Вот вы посмотрите… Я… Сейчас совершенно не способен, нет времени просто даже перечислить то, что создано в наше время Фридрихом Горенштейном. Но если бы вы сравнили «Искупление», которое вот есть на том столе, с его… хм… комедийной вещью, с комедией, «Бердичев», которая есть на нашем столе, то вы бы уже отметили то, как будто бы эти две вещи написаны разными писателями.
Недавно я начал читать, случайно начал читать… Собственно, не так случайно: Фридрих сам мне дал ее ─ «Детоубийца» ─ о времени Петра Великого. О Петре. Пьесу о Петре. Подумайте, какая дерзкая задача: написать пьесу петровского времени. Как важно и как необыкновенно трудно передать колорит этого времени!.. Пробовал это сделать Алексей Толстой, но мы же знаем, что это сделано далеко-далеко не совершенно.
Из рассказов о Горенштейне, из бесед с ним, мне известно, что у Горенштейна, например, есть вещь «Место». Называется «Место» ─ 1136 страниц! Вещь, которую Анна Самойловна Берзер ─ один из самых талантливых редакторов нашего времени, редактор «Нового мира» ─ прочла залпом! Я предлагаю вам задуматься над этим фактом: прочесть залпом вещь в 1136 страниц, на которую французское издательство без особых сомнений заключило договор.
Я хочу найти какие-то подходы к описанию Фридриха Горенштейна ─ это не так просто. У него есть юмористические рассказы, в которых он выступает перед нами как юморист. У него есть «Искупление», в котором он перед нами выступает как сильный драматургический, ну, в широком смысле слова, писатель. У него есть «Бердичев», когда он выступает как сатирик. У него есть исключительная вещь «Псалом», еще ее здесь нет у нас, но она уже существует, она вышла даже на русском языке в Германии. У него есть «Ступени», о которых здесь говорили. Им написано большое количество книг, но поразительно, что на всех этих книгах лежит печать особого своеобразия, независимо от стиля, независимо от темы.

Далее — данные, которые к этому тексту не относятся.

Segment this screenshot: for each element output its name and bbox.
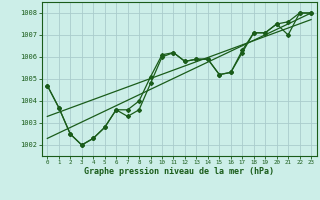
- X-axis label: Graphe pression niveau de la mer (hPa): Graphe pression niveau de la mer (hPa): [84, 167, 274, 176]
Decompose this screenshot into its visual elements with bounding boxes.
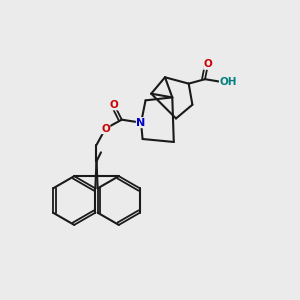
Text: O: O <box>110 100 119 110</box>
Text: O: O <box>204 59 212 69</box>
Text: OH: OH <box>220 77 237 87</box>
Text: O: O <box>101 124 110 134</box>
Text: N: N <box>136 118 146 128</box>
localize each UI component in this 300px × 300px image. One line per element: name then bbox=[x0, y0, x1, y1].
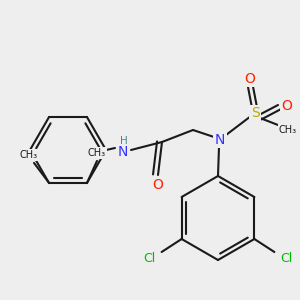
Text: S: S bbox=[250, 106, 260, 120]
Text: N: N bbox=[118, 145, 128, 159]
Text: Cl: Cl bbox=[143, 253, 156, 266]
Text: CH₃: CH₃ bbox=[279, 125, 297, 135]
Text: O: O bbox=[282, 99, 292, 113]
Text: O: O bbox=[153, 178, 164, 192]
Text: O: O bbox=[244, 72, 255, 86]
Text: Cl: Cl bbox=[280, 253, 292, 266]
Text: N: N bbox=[215, 133, 225, 147]
Text: H: H bbox=[120, 136, 128, 146]
Text: CH₃: CH₃ bbox=[20, 150, 38, 160]
Text: CH₃: CH₃ bbox=[88, 148, 106, 158]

Горенштейн как будто бы берется соревноваться с материалом: способен он его одолеть, преодолеть, препарировать или нет. Вот так кажется, когда читаешь иные из вещей Горенштейна. Такое ощущение, по крайне мере, оставляет вот эта последняя вещь о Петре, «Детоубийца». Способен писатель справиться с материалом или он способен только сделать изящную подделку? Изящное, так сказать… Изящную… Показать некий образец такого изящного искусства и на этом закончить.
Оказывается Горенштейн, Фридрих, сам рассказывал, что ему пришлось преодолеть колоссальное сопротивление материала перед тем, как он создал вот это пьесу, «Детоубийца», о Петре. Я думаю, что ему пришлось преодолеть колоссальное сопротивление материала, то есть проделать огромную работу, когда он написал «Псалом».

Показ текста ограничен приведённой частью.